Nicolas Martin: "Elio Di Rupo a dit clairement qu'il ne serait plus candidat bourgmestre à Mons"

Avec 90% des votes en sa faveur, Nicolas Martin a été largement plébiscité samedi pour emmener la liste montoise du Parti socialiste pour les élections communales. Le bourgmestre actuel Elio Di Rupo "poussera" la liste. Interrogé sur La Première, Nicolas Martin estime que, s'il a été désigné, c'est parce qu'il a eu "le soutien très appuyé des Montois lors des scrutins qui se sont déroulés ces dernières années. J'ai eu 6000 voix de préférence lors des élections communales de 2012 et plus de 1000 lors des dernières élections régionales". En 2012, Elio Di Rupo avait 14.378 voix de préférence. Selon le code wallon de la démocratie locale, c'est le candidat qui a récolté le plus de voix qui est nommé bourgmestre. "Ce sera un challenge pour moi de convaincre les Montois autour de mon projet, que je veux rassembleur, moderne, tourné vers l'avenir. Et à la tête d'une liste que je souhaite basée sur des talents expérimentés qui sortent de charge, mais aussi sur une liste rajeunie et ouverte à la société civile" reconnaît Nicolas Martin.

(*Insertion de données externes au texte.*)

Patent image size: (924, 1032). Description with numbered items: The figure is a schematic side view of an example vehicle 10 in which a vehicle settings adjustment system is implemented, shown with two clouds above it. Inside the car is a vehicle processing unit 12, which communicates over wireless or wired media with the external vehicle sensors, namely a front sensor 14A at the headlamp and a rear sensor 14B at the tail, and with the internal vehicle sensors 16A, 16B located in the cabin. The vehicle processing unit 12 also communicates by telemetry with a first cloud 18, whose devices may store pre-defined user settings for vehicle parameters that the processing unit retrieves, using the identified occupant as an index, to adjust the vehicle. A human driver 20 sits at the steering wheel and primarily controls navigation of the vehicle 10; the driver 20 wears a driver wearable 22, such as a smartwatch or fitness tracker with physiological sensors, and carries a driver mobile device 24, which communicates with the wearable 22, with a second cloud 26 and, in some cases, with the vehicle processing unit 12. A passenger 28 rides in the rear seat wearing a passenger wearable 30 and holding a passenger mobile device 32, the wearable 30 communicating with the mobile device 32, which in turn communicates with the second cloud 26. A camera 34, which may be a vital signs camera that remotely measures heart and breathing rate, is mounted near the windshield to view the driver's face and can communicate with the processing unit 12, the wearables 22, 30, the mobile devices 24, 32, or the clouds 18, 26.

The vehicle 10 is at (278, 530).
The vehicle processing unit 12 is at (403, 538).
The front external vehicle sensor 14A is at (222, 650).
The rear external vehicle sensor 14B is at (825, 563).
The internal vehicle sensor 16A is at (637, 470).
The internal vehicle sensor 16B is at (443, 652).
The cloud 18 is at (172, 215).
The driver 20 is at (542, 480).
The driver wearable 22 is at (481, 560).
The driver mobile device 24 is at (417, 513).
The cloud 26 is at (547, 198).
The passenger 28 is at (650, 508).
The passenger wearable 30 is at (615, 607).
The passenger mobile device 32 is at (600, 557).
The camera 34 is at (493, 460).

Nicolas martin se définit comme "le dauphin des militants. Ce sont les Montois et les militants qui m'ont choisi. Je salue Elio Di Rupo pour son parcours et ses qualités humaines mais j'ai ma personnalité, mes projets, mes centres d'intérêt et je compte bien les faire entendre et convaincre les Montois".

"Elio Di Rupo a dit clairement qu’il ne serait plus candidat bourgmestre à Mons"

Nicolas Martin souligne les règles anti-cumul en vigueur au Parti socialiste "qui font que demain un parlementaire ne pourra plus être ni bourgmestre ni échevin dans une grande ville. Elio Di Rupo sera candidat chef de file aux élections législatives. Il a dit clairement qu’il ne serait plus candidat bourgmestre à Mons".

Pour Nicolas Martin le gouvernement wallon de Willy Borsus (MR) est en "recul" en matière de bonne gouvernance par rapport au gouvernement de Paul Magnette (PS), en particulier sur les plafonds de rémunérations des dirigeants des structures publiques et il y a des "entourloupes: notamment les plans de pension ne sont pas compris dans le plafond".